Join us at the courtyard at 44 Stanley from 10am on 11 October for the launch of two new publications!
In collaboration with Editor Tamoda studio, we have had Victoria Marques and Pamina Sebastião as interns for the last few months. Now join us in celebrating all they have learnt and achieved in their time with Pulp at the launch of their books - Mavu (by Pamina) and Transit(o) (by Victoria).
Victoria Marques and Pamina Sebastião are two interdisciplinary artists and activists whose practices intersect across body, gender, and memory.
Vick is a queer nomadic visual artist, storyteller, and researcher working between South America and Southern Africa. Her work investigates stories and territories historically subalternized, unfolding through urban art, collage, performance, and photography. She currently collaborates with rural communities in eastern Angola as storyteller for the National Geographic Okavango Wilderness Project, while deepening her research into South-South dialogues and decolonial imaginaries.

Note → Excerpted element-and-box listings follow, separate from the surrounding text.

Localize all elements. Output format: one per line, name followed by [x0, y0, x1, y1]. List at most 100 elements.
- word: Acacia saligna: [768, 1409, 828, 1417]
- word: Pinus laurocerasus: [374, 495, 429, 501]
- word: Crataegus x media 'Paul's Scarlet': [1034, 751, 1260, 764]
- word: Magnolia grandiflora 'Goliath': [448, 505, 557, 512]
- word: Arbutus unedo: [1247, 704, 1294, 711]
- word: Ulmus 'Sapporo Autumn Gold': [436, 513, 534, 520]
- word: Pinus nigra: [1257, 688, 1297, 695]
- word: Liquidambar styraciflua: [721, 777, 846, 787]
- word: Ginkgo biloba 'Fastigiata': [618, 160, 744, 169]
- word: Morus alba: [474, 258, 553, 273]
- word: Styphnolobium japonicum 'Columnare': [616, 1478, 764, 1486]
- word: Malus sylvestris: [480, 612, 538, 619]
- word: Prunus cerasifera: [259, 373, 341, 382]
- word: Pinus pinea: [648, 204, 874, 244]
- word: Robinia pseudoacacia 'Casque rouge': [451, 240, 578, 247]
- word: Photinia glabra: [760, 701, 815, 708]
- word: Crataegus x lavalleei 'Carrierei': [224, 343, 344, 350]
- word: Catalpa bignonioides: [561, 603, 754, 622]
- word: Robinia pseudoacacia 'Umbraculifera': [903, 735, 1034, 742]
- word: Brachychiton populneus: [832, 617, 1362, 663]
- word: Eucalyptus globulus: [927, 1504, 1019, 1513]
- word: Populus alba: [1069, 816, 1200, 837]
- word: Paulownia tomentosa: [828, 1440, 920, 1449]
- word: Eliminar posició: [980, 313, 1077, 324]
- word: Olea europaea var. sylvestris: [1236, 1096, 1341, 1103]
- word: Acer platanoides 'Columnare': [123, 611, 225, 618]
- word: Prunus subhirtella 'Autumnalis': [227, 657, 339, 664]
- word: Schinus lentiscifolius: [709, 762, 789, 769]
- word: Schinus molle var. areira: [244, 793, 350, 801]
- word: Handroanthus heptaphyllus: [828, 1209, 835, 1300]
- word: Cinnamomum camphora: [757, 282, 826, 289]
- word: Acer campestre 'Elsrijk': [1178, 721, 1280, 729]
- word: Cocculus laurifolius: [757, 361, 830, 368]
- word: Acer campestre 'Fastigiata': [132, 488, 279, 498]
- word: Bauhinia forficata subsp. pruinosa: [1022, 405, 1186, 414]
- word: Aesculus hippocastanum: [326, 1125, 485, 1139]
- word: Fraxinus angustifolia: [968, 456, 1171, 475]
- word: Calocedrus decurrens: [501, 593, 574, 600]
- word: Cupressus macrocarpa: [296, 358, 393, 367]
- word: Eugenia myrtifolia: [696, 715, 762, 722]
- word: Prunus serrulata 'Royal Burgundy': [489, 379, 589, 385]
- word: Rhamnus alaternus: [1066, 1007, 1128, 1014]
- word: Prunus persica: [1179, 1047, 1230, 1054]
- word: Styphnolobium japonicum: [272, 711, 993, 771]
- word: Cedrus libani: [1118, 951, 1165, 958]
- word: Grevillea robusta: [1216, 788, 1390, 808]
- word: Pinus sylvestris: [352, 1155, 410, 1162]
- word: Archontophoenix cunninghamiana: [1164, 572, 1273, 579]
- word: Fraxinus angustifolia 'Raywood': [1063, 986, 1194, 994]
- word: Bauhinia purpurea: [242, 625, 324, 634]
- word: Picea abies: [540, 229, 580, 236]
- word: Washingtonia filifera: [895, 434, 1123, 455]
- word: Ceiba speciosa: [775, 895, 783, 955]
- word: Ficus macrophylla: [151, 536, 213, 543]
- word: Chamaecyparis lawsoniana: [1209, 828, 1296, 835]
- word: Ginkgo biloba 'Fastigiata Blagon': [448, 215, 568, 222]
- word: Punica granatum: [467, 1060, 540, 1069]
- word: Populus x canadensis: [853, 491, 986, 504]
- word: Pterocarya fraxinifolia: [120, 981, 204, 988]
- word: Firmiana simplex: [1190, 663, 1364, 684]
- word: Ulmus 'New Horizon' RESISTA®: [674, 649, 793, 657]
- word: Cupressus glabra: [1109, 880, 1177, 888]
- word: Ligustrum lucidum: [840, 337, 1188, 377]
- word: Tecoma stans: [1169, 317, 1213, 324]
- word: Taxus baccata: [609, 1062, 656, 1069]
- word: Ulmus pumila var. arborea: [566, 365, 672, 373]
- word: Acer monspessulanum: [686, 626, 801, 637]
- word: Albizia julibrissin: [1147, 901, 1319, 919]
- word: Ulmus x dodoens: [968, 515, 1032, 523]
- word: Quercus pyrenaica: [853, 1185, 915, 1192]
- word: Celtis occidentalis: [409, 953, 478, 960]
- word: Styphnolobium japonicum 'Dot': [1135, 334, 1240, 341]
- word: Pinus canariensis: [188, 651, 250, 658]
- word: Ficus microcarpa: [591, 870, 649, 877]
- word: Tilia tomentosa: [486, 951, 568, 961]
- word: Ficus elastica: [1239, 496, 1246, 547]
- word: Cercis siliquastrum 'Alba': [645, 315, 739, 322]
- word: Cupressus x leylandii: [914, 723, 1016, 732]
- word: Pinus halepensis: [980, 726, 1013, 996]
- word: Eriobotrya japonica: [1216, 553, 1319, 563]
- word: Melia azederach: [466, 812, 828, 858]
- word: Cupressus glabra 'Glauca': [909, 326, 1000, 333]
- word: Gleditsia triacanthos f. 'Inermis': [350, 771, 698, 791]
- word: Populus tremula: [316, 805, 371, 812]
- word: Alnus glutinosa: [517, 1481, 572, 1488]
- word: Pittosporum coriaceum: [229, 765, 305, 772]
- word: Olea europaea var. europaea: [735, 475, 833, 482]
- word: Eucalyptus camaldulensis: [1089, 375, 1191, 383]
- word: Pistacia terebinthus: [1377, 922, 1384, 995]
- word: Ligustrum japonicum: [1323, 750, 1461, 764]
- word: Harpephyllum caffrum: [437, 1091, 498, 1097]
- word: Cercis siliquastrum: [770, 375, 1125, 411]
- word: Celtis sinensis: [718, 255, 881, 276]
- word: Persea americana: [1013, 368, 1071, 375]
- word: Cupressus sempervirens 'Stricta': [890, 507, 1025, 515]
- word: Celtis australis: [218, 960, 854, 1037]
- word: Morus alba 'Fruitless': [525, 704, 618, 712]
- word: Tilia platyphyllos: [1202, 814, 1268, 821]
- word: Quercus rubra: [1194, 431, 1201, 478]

Pamina is a queer Angolan artivist whose work is rooted in gender justice and sexual rights. For over a decade, she has been active as a consultant and movement builder across LGBTIQ+ and feminist networks in Angola and the African continent. She is co-creator of several community-led initiatives such as Arquivo de Identidade Angolano, Wiki Luanda, Tanto Edições, and Rompe Luanda. Her work has been recognized internationally through awards including the Prince Claus Fund Award (2022), Queer Artist of the Year (2023), and the Bantumen Powerlist (2023).
Together, they wield art as a tool for resistance, collective healing, and radical imagination. Back in Luanda/Angola, they are starting @editoratamoda, an independent publisher and @estudiomafumeira a printmaking studio where they plan to gather all this knowledge and transform it into printed revolutions.
“Transit(o)” by Victoria Marques is a book that weaves photography, text, and memory to reflect on migration, belonging, and the city. It documents urban art and spaces through an afro-diasporic queer body, crafting intimate and collective corpographies. The work is the result of seven years of transit across three big cities in the Global South: São Paulo, Luanda, and Johannesburg.
Pamina’s project, Mavu, is a center-stitched zine that extends her research project Mundo Mavu into print. Combining text, image, and myth, it explores absence, memory, and transformation. Inspired by the mythology of the Chibados—a third-gender people in precolonial Angola—Mavu serves as both archive and experiment, embracing non-linear storytelling and visual language.